2016-12-29 22:05:18 | その他観劇、コンサートetc




今年の観劇記録は今年のうちに!あと2つ(歌舞伎座&レント)、続けてあげます!

国立劇場開場50周年記念の文楽第二弾、『仮名手本忠臣蔵』の夜の部に行ってきました。
4日のチケットを買っていたのに、間違えて3日に行ってしまって。。。劇場入口でチケットを財布から出して気付きました
ダメ元でカウンターに相談してみるも「本日は満席なので・・・」と。そうよね、人気公演の初日だものね・・・。「明日お待ちしています」の笑顔に慰められ、帰宅。
そして、翌日再び国立劇場へ。

今月の公演は昼と夜を通しで10:30~21:30まで11時間!江戸時代さながらですね~。通しで観劇された方も多かったようで、尊敬。
私は昼の部のチケットはとれなかったので夜の部のみの観劇となりましたが、9月の『一谷~』に続き、皆さん気合い入ってました~

【七段目 祇園一力茶屋の段】
文楽の仮名手本を観るのは今回が初めてです。
玉男さんの由良之助は、存在感が薄めで。なのでその分、この段は「おかると平右衛門の物語」なのだなぁということがよくわかりました。
玉男さんもですが、咲太夫さんの由良之助(前半)も祇園の夜の空気というのとはすこし違ったような。私が吉右衛門さんの七段目の由良さんを好きすぎるせいかもですが。

今回夜の部をとった理由の一つ、簑助さんのおかる
おかるの周りだけが祇園の夜の空気が漂ってる(語りではなく人形の威力がすごい)・・・・・。遊女のけだるい酔態、あだっぽさと勘平を愛する健気さ、軽率な行動もしてしまいそうなトんでる感じ。私の理想のおかるだ。。。
人形が酔ってる。熱い息を吐いて、ほてった肌を風に当ててる・・・。
ずっとお軽ばかりを見ていたかったけど、困ったことに簑助さんって「目が合ったように錯覚させる」系の人形遣いさんなのよね・・・。いつも「私ばかり見ていないでちゃんと後輩達も見てやってください」と凄まれてる気分になるの・・・。いや、ご本人は完璧なポーカーフェイスなので、私の勝手な思い込みなんですけど。
勘十郎さんの平右衛門との兄妹の師弟共演、見られて嬉しかったです。
そして初めて簑助さんの人形を観たときに玉三郎さんと似てると思ったけど、今回の簑助さんのおかるの可愛らしさも玉三郎さんのおかると似ているなぁと思いました。

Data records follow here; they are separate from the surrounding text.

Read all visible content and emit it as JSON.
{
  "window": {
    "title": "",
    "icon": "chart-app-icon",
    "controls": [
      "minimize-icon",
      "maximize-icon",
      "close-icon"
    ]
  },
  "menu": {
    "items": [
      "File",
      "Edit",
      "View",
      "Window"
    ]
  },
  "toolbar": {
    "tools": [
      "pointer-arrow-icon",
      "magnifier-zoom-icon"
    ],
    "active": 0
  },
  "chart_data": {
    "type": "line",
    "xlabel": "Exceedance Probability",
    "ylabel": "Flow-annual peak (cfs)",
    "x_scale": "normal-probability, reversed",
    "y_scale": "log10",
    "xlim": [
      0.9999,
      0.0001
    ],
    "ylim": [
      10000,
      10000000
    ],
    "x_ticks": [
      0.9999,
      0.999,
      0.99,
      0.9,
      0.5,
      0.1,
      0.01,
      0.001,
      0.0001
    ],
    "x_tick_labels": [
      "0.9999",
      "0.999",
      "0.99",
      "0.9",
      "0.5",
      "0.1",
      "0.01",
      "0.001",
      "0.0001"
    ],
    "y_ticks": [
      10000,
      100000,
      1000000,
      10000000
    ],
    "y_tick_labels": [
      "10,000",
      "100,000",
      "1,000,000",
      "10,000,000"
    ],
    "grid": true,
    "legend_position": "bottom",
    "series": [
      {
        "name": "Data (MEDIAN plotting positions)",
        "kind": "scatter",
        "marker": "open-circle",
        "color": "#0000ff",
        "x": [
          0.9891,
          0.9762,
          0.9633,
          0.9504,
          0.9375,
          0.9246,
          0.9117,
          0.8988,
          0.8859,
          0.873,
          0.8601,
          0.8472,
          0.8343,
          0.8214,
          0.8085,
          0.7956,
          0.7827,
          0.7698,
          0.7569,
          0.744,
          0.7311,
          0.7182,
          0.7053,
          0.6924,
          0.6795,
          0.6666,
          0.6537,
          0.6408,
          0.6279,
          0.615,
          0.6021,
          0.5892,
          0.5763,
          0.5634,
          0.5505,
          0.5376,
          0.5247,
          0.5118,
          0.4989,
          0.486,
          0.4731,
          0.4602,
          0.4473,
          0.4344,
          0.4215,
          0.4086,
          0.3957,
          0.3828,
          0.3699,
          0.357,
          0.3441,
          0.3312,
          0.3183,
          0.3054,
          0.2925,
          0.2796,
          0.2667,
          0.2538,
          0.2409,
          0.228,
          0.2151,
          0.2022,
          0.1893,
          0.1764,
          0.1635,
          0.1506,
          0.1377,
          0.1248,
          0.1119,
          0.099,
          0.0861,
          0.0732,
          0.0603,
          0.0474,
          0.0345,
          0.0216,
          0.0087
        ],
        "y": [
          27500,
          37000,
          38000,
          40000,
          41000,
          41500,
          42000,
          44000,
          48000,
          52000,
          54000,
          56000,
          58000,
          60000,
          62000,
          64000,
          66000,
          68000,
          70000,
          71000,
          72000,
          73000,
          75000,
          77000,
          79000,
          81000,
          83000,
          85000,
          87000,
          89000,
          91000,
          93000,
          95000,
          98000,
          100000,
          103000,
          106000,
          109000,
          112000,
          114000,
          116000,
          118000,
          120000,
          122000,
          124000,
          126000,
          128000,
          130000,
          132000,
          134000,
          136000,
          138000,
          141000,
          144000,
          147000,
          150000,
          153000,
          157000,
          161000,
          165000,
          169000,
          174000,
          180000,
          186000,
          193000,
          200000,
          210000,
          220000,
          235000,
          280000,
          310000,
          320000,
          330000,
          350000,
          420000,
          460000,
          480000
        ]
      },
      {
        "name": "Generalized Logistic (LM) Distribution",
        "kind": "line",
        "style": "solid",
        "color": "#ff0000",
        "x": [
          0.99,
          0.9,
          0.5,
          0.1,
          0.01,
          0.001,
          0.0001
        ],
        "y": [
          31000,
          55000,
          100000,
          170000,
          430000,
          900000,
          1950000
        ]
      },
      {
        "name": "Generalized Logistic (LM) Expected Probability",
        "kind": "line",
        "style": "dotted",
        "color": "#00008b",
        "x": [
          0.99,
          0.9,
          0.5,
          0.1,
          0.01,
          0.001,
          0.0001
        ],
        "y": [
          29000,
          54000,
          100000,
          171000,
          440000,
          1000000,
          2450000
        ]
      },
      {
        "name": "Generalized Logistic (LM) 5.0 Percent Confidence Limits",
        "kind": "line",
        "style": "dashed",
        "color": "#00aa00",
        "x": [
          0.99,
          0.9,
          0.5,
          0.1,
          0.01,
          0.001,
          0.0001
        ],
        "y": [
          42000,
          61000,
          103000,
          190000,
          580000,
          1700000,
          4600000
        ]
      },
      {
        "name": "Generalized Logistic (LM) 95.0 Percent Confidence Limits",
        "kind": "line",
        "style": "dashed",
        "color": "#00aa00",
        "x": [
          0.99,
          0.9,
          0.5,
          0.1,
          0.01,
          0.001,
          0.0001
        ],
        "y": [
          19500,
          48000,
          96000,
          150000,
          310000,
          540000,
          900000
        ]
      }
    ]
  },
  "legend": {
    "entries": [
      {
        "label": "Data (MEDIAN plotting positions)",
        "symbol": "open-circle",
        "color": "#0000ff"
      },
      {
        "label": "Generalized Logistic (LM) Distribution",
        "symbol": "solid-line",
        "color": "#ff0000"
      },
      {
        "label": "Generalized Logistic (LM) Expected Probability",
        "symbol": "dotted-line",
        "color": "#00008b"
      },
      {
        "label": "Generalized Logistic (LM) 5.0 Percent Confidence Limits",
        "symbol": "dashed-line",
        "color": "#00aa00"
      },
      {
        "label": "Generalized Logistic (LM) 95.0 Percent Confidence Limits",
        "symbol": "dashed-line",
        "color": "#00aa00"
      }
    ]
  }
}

平右衛門を語ったのは、咲甫太夫さん。私は少々苦手な太夫さんなのですが、今回は熱い語りが平右衛門になかなかにお似合いでした。下手側に仮の床を作って、本なしで語っていらっしゃいました。
文楽の七段目は入れ事もなくさくさくと進んで、スマートでいいね。

【八段目 道行旅路の嫁入】
これは私は歌舞伎で観たことがないので、観るのは初めて。
和生さんの戸無瀬、似合うだろうなぁと思っていたけれど、やっぱりこういうお役がお似合い~。落ち着いた、でもまだ若いお継母さん。

【九段目 雪転しの段・山科閑居の段】
雪転しの段。
これ、一度観てみたかったから嬉しかったです。雪玉 そして空から降る雪がキレイ(でもやっぱり△じゃなくて□だった・・・)。

山科閑居の段。
素晴らしかった
9月ラストの陣屋もそうだったけど、皆さん熱入ってますねぇ!
一番感動したのは、勘十郎さんの本蔵!微妙な心の動きがすごく伝わってきましたし、抑えた演技での存在感が抜群。九段目は本蔵が主役の話であることが初めてわかりました。歌舞伎で観たときは吉右衛門さんの由良さんが存在感ありすぎて、由良さんが主役に見えちゃったのよね^^;
和生さんの戸無瀬。品があって、これまた抑えた、でもうちに秘めた熱さが素敵。曽根崎心中のときのお初ちゃんを思い出しました。
他の皆さん(玉男さんの由良之助、簑二郎さんのお石、玉佳さんの力弥、勘彌さんの小浪)も、本当によかったです。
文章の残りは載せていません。